The El Quirinal sports facilities are already embracing the “Villa de Avilés” judo tournament, which starts today with weigh-ins until Sunday 31st, which will be when the last of the tests ends. A total of 6,100 people will come to the city, including judokas (1,200) and the public (4,900) from five countries: France, Portugal, Georgia, the United States and Spain. Those in charge of organizing this tournament of international stature are the Avilés Judo Club, with its vice president and technical director of the event, Carlos Fernández, at the helm.
–The competition returns after the postponement due to the pandemic. What do you expect from this year’s edition?
– That we close it in the same circumstances as previous editions, that everything is within normalcy. We examine ourselves in this double aspect of organizers and competitors, if it fits more in the organizational part. In addition, the little that remains of the covid is forcing us to take a series of measures that at an organizational level make our work quite difficult.

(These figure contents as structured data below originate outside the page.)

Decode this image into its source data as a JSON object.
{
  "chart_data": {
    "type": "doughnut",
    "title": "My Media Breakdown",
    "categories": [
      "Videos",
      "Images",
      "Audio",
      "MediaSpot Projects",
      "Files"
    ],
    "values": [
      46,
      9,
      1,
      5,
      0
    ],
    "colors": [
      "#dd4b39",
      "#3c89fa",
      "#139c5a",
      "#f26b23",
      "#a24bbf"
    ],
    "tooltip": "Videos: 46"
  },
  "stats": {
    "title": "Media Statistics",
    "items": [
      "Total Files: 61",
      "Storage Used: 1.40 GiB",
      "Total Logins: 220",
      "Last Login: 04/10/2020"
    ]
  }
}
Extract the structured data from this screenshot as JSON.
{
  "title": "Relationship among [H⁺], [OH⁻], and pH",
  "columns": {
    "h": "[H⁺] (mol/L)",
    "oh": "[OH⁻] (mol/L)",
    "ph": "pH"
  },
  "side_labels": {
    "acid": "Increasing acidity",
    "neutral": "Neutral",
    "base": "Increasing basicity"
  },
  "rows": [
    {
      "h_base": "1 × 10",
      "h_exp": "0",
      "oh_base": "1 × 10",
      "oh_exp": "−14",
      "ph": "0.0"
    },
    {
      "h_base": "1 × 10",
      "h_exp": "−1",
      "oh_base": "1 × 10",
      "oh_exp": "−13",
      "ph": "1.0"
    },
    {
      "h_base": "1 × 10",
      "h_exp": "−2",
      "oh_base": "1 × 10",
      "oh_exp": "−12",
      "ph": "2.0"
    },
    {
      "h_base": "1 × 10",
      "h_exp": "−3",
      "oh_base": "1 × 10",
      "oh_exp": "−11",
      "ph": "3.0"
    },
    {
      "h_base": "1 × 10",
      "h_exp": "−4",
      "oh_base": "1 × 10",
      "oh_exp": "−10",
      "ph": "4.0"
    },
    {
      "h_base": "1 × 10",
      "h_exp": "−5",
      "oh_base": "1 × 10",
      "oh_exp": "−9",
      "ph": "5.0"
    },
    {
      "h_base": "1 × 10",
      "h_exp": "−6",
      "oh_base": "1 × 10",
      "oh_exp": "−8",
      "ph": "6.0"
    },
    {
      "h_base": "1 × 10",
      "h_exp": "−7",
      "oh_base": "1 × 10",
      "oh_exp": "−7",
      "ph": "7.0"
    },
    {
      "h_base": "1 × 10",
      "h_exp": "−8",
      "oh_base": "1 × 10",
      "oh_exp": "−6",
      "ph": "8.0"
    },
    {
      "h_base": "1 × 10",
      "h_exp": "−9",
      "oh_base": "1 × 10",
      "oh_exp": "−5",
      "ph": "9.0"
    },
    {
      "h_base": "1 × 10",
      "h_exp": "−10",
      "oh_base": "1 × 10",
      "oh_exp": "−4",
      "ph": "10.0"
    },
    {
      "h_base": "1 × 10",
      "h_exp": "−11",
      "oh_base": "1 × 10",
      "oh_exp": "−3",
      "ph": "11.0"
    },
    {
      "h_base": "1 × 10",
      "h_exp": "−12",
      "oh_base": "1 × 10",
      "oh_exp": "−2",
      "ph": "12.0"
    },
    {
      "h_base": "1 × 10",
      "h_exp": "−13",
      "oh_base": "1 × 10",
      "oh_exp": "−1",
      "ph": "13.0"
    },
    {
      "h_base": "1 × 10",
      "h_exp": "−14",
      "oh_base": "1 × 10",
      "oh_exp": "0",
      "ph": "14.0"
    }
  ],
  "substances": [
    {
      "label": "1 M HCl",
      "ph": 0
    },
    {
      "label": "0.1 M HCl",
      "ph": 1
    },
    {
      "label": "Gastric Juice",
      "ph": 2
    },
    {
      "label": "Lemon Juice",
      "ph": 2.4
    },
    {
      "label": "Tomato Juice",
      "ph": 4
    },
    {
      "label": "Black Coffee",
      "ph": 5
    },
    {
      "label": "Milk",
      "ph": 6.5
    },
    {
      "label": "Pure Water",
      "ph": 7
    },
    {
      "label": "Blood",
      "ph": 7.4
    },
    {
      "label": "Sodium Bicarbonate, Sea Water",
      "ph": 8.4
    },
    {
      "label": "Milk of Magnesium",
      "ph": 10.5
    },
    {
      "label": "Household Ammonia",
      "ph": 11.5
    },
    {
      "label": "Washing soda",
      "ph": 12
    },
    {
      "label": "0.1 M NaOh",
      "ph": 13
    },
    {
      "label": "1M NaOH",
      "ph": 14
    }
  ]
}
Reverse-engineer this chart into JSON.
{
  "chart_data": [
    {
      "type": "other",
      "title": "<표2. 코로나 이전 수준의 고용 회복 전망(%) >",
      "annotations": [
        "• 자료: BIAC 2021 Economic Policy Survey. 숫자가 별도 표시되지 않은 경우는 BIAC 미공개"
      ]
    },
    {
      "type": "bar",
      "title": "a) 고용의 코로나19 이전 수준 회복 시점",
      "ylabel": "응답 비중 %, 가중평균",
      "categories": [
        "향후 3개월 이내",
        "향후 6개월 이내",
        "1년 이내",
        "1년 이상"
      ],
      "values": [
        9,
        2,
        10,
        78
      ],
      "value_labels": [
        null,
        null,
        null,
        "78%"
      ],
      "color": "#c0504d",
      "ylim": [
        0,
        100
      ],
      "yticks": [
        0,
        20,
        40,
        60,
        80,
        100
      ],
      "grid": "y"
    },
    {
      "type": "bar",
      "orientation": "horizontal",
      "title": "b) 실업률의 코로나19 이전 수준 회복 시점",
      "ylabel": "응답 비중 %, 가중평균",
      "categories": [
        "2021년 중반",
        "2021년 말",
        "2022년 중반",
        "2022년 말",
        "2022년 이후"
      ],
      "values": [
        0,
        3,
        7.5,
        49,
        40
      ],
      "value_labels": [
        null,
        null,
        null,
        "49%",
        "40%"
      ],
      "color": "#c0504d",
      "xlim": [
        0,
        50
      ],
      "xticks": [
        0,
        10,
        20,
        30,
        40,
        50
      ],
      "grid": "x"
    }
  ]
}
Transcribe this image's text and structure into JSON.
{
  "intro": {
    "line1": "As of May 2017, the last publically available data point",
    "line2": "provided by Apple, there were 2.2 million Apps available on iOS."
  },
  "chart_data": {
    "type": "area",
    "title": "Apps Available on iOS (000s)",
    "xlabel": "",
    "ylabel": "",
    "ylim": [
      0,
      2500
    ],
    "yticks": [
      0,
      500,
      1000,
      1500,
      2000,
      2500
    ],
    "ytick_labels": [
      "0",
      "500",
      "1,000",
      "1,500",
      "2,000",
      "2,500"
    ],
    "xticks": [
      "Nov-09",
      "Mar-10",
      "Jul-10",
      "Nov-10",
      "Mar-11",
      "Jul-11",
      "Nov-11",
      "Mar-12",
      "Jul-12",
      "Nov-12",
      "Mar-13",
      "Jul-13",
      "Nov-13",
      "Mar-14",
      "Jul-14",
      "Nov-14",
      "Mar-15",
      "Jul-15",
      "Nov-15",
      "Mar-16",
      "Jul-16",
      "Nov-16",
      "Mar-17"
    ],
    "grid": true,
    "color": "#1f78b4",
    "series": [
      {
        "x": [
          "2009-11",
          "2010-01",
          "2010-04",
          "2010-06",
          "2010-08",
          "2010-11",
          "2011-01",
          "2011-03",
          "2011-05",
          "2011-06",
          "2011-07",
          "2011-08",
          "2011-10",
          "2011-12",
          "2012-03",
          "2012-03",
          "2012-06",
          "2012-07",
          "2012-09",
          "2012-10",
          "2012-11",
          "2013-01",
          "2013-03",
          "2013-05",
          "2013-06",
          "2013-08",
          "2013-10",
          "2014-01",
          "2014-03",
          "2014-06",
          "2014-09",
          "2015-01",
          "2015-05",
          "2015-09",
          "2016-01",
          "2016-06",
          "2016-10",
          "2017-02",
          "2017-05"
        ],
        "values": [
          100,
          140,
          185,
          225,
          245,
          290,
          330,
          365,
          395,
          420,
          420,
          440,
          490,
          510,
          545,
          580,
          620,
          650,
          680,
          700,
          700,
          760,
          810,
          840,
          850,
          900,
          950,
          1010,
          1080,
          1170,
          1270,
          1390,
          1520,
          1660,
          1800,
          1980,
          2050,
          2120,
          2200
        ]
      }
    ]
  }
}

– One of the points on which they have focused the most is security.
–It is a challenge that would not be possible without the number of volunteers who are pitching in. For the issue of covid tests, an important human team must be deployed to accommodate those 1,200 judokas who have to pass that filter. We know, from the experience we have of a Spanish championship, that it is one of the greatest difficulties due to crowds and waiting times for competitors. It is what worries us the most.
–However, they will be fewer attendees than in the 2019 edition, where 1,986 judokas competed.
–The number of participants is reduced, but increases to other levels. With all the protocols that athletes and the public have to go through, one thing is perfectly supplanted by another. Every time I hear that they are less athletic, it doesn’t relax me at all.
– Athletes from five countries will compete in the championship. Is Avilés put on the international judo map in this way?
–Of the 20 editions that the “Villa de Avilés” has been running, fifteen of them have had international participation. This time it will be more restrained, since we have eleven countries. In that sense we are also going to be greatly diminished.
– What does it mean for you to have facilities like those of El Quirinal?
– If it weren’t for the characteristics of this sports complex, the event would be unfeasible. This year more if possible. The El Quirinal sports complex is of a capital quality. You have to enjoy the fact that Avilés is the city that will host this tournament. Gijón and Oviedo, for example, at the municipal level do not have facilities with annexes that can be used for this. Those of us who are used to traveling nationally or internationally are clear that Avilés has jewels at the level of structures.
– What do you expect from the participation of Club Judo Avilés?
– We arrived at a time of doubt with relative results in the national league. However, this last weekend in the Asturias championship we already took a step forward. We see a more organized and serious team, looking for what we are after. Two things have historically happened to us at the Villa. On the one hand, we were growing up and on the other, the environment could help us, depending a little on the generation. It sure is one of those years in which we came out well in the competition.
– In what state is Asturian judo now?
– You need to take another step in the categories of truth. Asturias in general lacks a definitive step at the sports level, which goes through the support of academic institutions such as the University of Oviedo. The compatibility of an academic training in conditions with a sports career is very poorly understood. Asturian sport lacks a much greater structure of professionalism.
–There will also be a new “speaker” after the death of Luis Fernando González.
-That’s how it is. We have maximum confidence in the one who is coming, Josu Alonso. Now it’s time to walk, but we are going to miss Luis Fernando González a lot. We are talking about a person who worked for the Houston Rockets of the NBA. He had eight Olympic Games behind him and spoke more than 30 languages. Matching Luis is very difficult.